Drive a new convertible? Chances are good then that you are an affluent baby boomer with at least a bachelor's degree. Oh, and your ragtop of choice is probably a Ford Mustang - which you park in the driveway of your million-dollar-plus home.
That's according a recent trends analysis conducted and released Tuesday by Experian Automotive, a data research company located in Schaumburg, Ill. It found that 50 per cent of all American convertible buyers have at least a bachelor's degree, compared to 38.2 per cent of average new car buyers.
The analysis, profiling buying habits from the first quarter of 2014, revealed that 19 per cent of convertible consumers had an average household income greater than $175,000 (all figures U.S.) and 11.7 per cent owned a home worth more than $1 million. Only 10.7 per cent of average new car buyers had a household income that rich and only 4.4 per cent owned a house that valuable.
Not surprisingly, the top three states for registration of convertibles in the first quarter of the year were in the south: California (13.4 per cent), Florida (9.6 per cent) and Texas (7 per cent).

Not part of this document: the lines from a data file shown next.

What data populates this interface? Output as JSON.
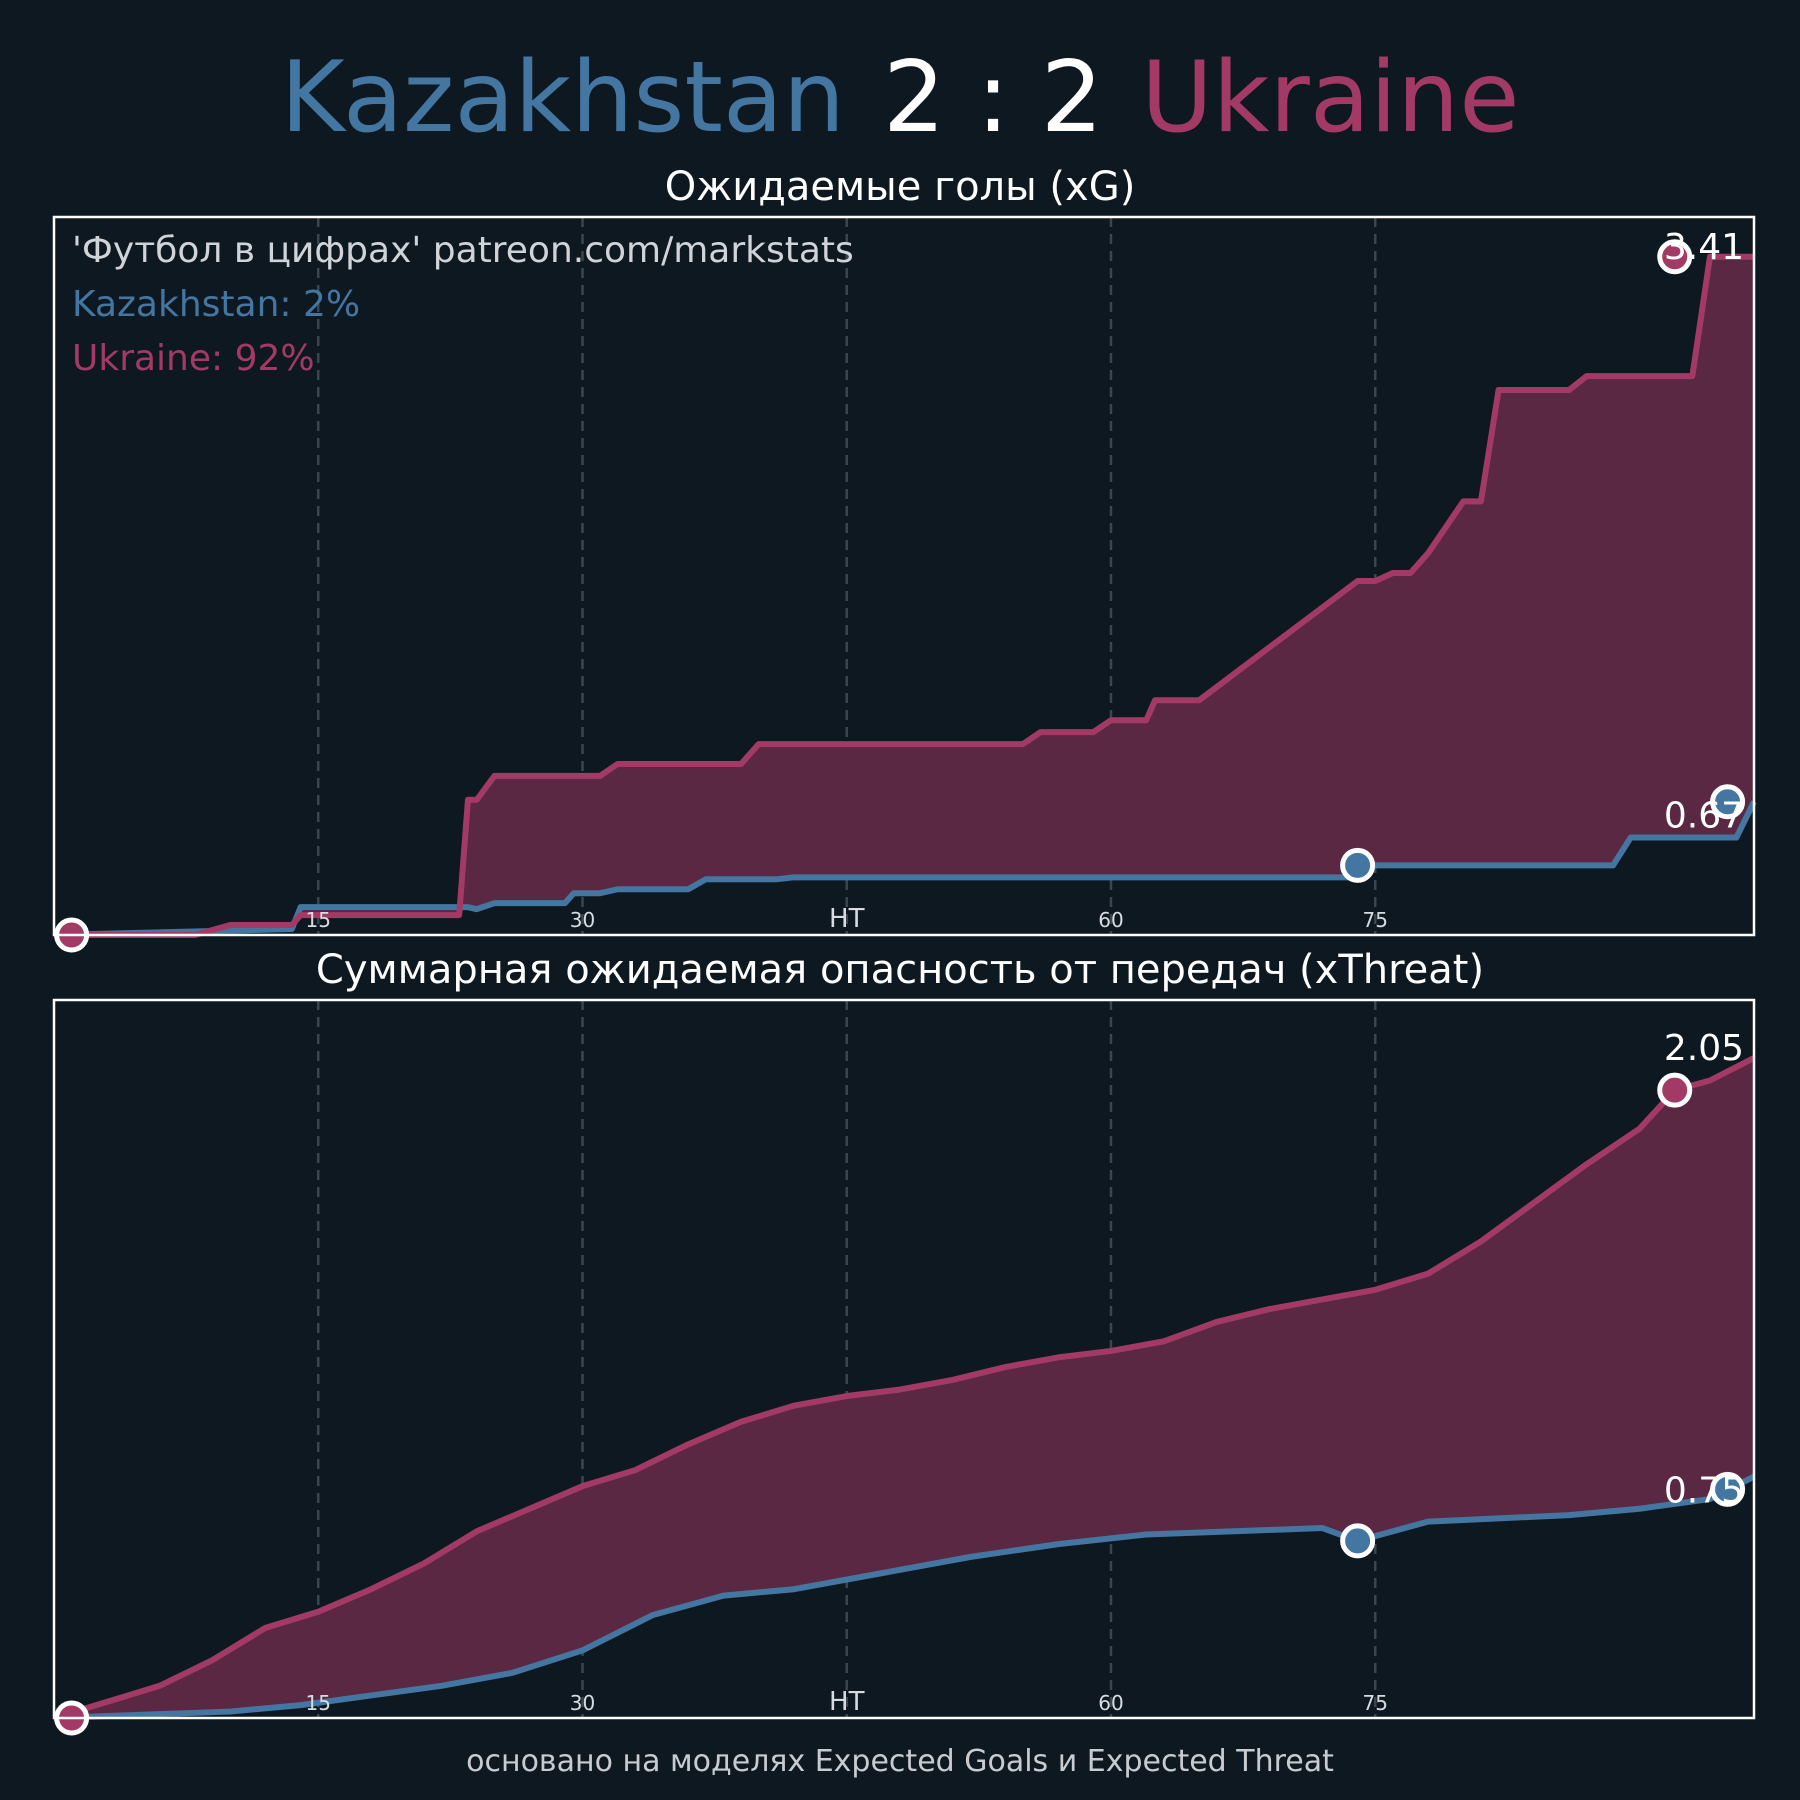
{
  "match": {
    "home_team": "Kazakhstan",
    "away_team": "Ukraine",
    "score": "2 : 2",
    "home_color": "#4476a2",
    "away_color": "#a33a65",
    "fill_color": "#5a2843",
    "background": "#0e1821"
  },
  "source_label": "'Футбол в цифрах' patreon.com/markstats",
  "win_probability": {
    "home_label": "Kazakhstan: 2%",
    "away_label": "Ukraine: 92%"
  },
  "footer": "основано на моделях Expected Goals и Expected Threat",
  "chart_data": [
    {
      "type": "line",
      "title": "Ожидаемые голы (xG)",
      "xlim": [
        0,
        96.5
      ],
      "ylim": [
        0,
        3.61
      ],
      "x_ticks": [
        {
          "value": 15,
          "label": "15"
        },
        {
          "value": 30,
          "label": "30"
        },
        {
          "value": 45,
          "label": "HT"
        },
        {
          "value": 60,
          "label": "60"
        },
        {
          "value": 75,
          "label": "75"
        }
      ],
      "final_labels": {
        "home": "0.67",
        "away": "3.41"
      },
      "goals": [
        {
          "team": "away",
          "minute": 1,
          "value": 0.0
        },
        {
          "team": "home",
          "minute": 74,
          "value": 0.35
        },
        {
          "team": "away",
          "minute": 92,
          "value": 3.41
        },
        {
          "team": "home",
          "minute": 95,
          "value": 0.67
        }
      ],
      "series": [
        {
          "name": "Kazakhstan",
          "team": "home",
          "x": [
            0,
            13.5,
            14,
            23.5,
            24,
            25,
            29,
            29.5,
            31,
            32,
            36,
            37,
            41,
            42,
            47,
            74,
            74.5,
            88.5,
            89.5,
            95.5,
            96.5
          ],
          "y": [
            0,
            0.03,
            0.14,
            0.14,
            0.13,
            0.16,
            0.16,
            0.21,
            0.21,
            0.23,
            0.23,
            0.28,
            0.28,
            0.29,
            0.29,
            0.29,
            0.35,
            0.35,
            0.49,
            0.49,
            0.67
          ]
        },
        {
          "name": "Ukraine",
          "team": "away",
          "x": [
            0,
            8,
            10,
            13.5,
            14,
            23,
            23.5,
            24,
            25,
            26,
            31,
            32,
            39,
            40,
            47,
            55,
            56,
            59,
            60,
            62,
            62.5,
            63,
            64,
            65,
            74,
            75,
            76,
            77,
            78,
            80,
            81,
            82,
            82.5,
            86,
            87,
            93,
            94,
            94.5,
            95.5,
            96.5
          ],
          "y": [
            0,
            0,
            0.05,
            0.05,
            0.1,
            0.1,
            0.68,
            0.68,
            0.8,
            0.8,
            0.8,
            0.86,
            0.86,
            0.96,
            0.96,
            0.96,
            1.02,
            1.02,
            1.08,
            1.08,
            1.18,
            1.18,
            1.18,
            1.18,
            1.78,
            1.78,
            1.82,
            1.82,
            1.92,
            2.18,
            2.18,
            2.74,
            2.74,
            2.74,
            2.81,
            2.81,
            3.41,
            3.41,
            3.41,
            3.41
          ]
        }
      ]
    },
    {
      "type": "line",
      "title": "Суммарная ожидаемая опасность от передач (xThreat)",
      "xlim": [
        0,
        96.5
      ],
      "ylim": [
        0,
        2.23
      ],
      "x_ticks": [
        {
          "value": 15,
          "label": "15"
        },
        {
          "value": 30,
          "label": "30"
        },
        {
          "value": 45,
          "label": "HT"
        },
        {
          "value": 60,
          "label": "60"
        },
        {
          "value": 75,
          "label": "75"
        }
      ],
      "final_labels": {
        "home": "0.75",
        "away": "2.05"
      },
      "goals": [
        {
          "team": "away",
          "minute": 1,
          "value": 0.0
        },
        {
          "team": "home",
          "minute": 74,
          "value": 0.55
        },
        {
          "team": "away",
          "minute": 92,
          "value": 1.95
        },
        {
          "team": "home",
          "minute": 95,
          "value": 0.71
        }
      ],
      "series": [
        {
          "name": "Kazakhstan",
          "team": "home",
          "x": [
            0,
            5,
            10,
            14,
            18,
            22,
            26,
            30,
            34,
            38,
            42,
            47,
            52,
            57,
            62,
            67,
            72,
            74,
            78,
            82,
            86,
            90,
            94,
            96.5
          ],
          "y": [
            0,
            0.01,
            0.02,
            0.04,
            0.07,
            0.1,
            0.14,
            0.21,
            0.32,
            0.38,
            0.4,
            0.45,
            0.5,
            0.54,
            0.57,
            0.58,
            0.59,
            0.55,
            0.61,
            0.62,
            0.63,
            0.65,
            0.68,
            0.75
          ]
        },
        {
          "name": "Ukraine",
          "team": "away",
          "x": [
            0,
            3,
            6,
            9,
            12,
            15,
            18,
            21,
            24,
            27,
            30,
            33,
            36,
            39,
            42,
            45,
            48,
            51,
            54,
            57,
            60,
            63,
            66,
            69,
            72,
            75,
            78,
            81,
            84,
            87,
            90,
            92,
            94,
            96.5
          ],
          "y": [
            0,
            0.05,
            0.1,
            0.18,
            0.28,
            0.33,
            0.4,
            0.48,
            0.58,
            0.65,
            0.72,
            0.77,
            0.85,
            0.92,
            0.97,
            1.0,
            1.02,
            1.05,
            1.09,
            1.12,
            1.14,
            1.17,
            1.23,
            1.27,
            1.3,
            1.33,
            1.38,
            1.48,
            1.6,
            1.72,
            1.83,
            1.95,
            1.98,
            2.05
          ]
        }
      ]
    }
  ]
}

The Ford Mustang was "the convertible vehicle model of choice across all 50 states," according to Experian, followed by the Chrysler Sebring, Mazda MX-5, BMW 3-Series and the Chevrolet Corvette.
- 72 per cent of consumers buying a convertible were older that 45, compared to 60 per cent of average new car buyers
- 52 per cent did not have a child living with them, compared to 42 per cent of average new car buyers
- There were 4.5 million convertibles on American roads in the first quarter, accounting for 1.8 per cent of the U.S. automotive market.